Freight-trains passed southward, blue with men in the cars, and on top of the cars, and in the caboose, and on the cowcatcher, always going south and never north. For “Down South” were many Rebels, and all along the way south were Copperheads, and they all wanted to come north and kill us, so soldiers had to go down there and fight them.
And I marveled much that if God hated Copperheads, as our preacher said He did, why He didn’t send lightning and kill them, just in a second, as He had Si Johnson. And then all that would have to be done would be to send for a doctor to see that they were surely dead, and a preacher to pray, and the neighbors would dress them in their best Sunday suits of black, folding their hands very carefully across their breasts, then we would bury them deep, filling in the dirt and heaping it up, patting it all down very carefully with the back of a spade, and then go away and leave them until Judgment-Day.
Copperheads were simply men who hated Lincoln. The name came from copperhead-snakes, which are worse than rattlers, for rattlers rattle and give warning. A rattler is an open enemy, but you never know that a copperhead is around until he strikes. He lies low in the swale and watches his chance. “He is the worstest snake that am.”
It was Abe Lincoln of Springfield who was fighting the Rebels that were trying to wreck the country and spread red ruin. The Copperheads were wicked folks at the North who sided with the Rebels. Society was divided into two classes: those who favored Abe Lincoln, and those who told lies about him. All the people I knew and loved, loved Abe Lincoln.
I was born at Bloomington, Illinois, through no choosing of my own, and Bloomington is further famous as being the birthplace of the Republican party. When a year old I persuaded my parents to move seven miles north to the village of Hudson, that then had five houses, a church, a store and a blacksmith-shop. Many of the people I knew, knew Lincoln, for he used to come to Bloomington several times a year “on the circuit” to try cases, and at various times made speeches there.

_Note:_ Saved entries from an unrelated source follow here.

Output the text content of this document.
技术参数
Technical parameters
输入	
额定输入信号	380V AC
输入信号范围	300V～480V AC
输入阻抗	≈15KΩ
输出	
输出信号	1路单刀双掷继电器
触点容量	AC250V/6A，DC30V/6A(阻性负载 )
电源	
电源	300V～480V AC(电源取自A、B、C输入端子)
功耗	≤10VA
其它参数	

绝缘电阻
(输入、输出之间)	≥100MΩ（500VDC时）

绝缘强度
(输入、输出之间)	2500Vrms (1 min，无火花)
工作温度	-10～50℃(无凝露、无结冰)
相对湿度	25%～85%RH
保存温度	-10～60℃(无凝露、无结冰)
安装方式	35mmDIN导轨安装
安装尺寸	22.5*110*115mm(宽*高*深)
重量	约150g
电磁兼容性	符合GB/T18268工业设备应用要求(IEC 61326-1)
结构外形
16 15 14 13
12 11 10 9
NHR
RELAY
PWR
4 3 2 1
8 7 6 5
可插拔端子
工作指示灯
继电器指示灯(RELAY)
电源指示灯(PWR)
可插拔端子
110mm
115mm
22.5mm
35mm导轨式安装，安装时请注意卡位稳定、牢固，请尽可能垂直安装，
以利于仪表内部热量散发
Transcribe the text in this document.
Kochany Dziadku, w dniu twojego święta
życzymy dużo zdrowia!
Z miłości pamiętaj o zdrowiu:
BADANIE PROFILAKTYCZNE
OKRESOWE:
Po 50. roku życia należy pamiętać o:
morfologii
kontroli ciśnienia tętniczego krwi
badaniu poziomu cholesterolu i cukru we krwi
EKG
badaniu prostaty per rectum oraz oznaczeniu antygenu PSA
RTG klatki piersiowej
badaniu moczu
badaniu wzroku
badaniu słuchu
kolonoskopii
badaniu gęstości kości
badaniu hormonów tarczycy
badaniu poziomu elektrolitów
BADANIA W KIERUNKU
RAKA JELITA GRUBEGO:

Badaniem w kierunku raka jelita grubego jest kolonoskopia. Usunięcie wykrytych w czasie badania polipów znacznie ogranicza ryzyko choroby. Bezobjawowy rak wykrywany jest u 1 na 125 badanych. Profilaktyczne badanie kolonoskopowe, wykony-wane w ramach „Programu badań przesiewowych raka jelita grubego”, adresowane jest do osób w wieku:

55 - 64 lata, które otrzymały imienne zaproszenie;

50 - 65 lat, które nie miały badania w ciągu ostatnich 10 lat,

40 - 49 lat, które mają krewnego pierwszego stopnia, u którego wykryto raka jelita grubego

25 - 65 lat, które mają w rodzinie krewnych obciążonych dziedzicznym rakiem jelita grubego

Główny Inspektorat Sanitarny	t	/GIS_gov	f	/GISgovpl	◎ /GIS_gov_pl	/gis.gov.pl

When he came he would tell stories at the Ashley House, and when he was gone these stories would be repeated by everybody. Some of these stories must have been peculiar, for I once heard my mother caution my father not to tell any more “Lincoln stories” at the dinner-table when we had company.
And once Lincoln gave a lecture at the Presbyterian Church on the “Progress of Man,” when no one was there but the preacher, my Aunt Hannah and the sexton.
My Uncle Elihu and Aunt Hannah knew Abe Lincoln well. So did Jesse Fell, James C. Conklin, Judge Davis, General Orme, Leonard Swett, Dick Yates and lots of others I knew. They never called him “Mister Lincoln,” but it was always Abe, or Old Abe, or just plain Abe Lincoln. In that newly settled country you always called folks by their first names, especially when you liked them. And when they spoke the name, “Abe Lincoln,” there was something in the voice that told of confidence, respect and affection.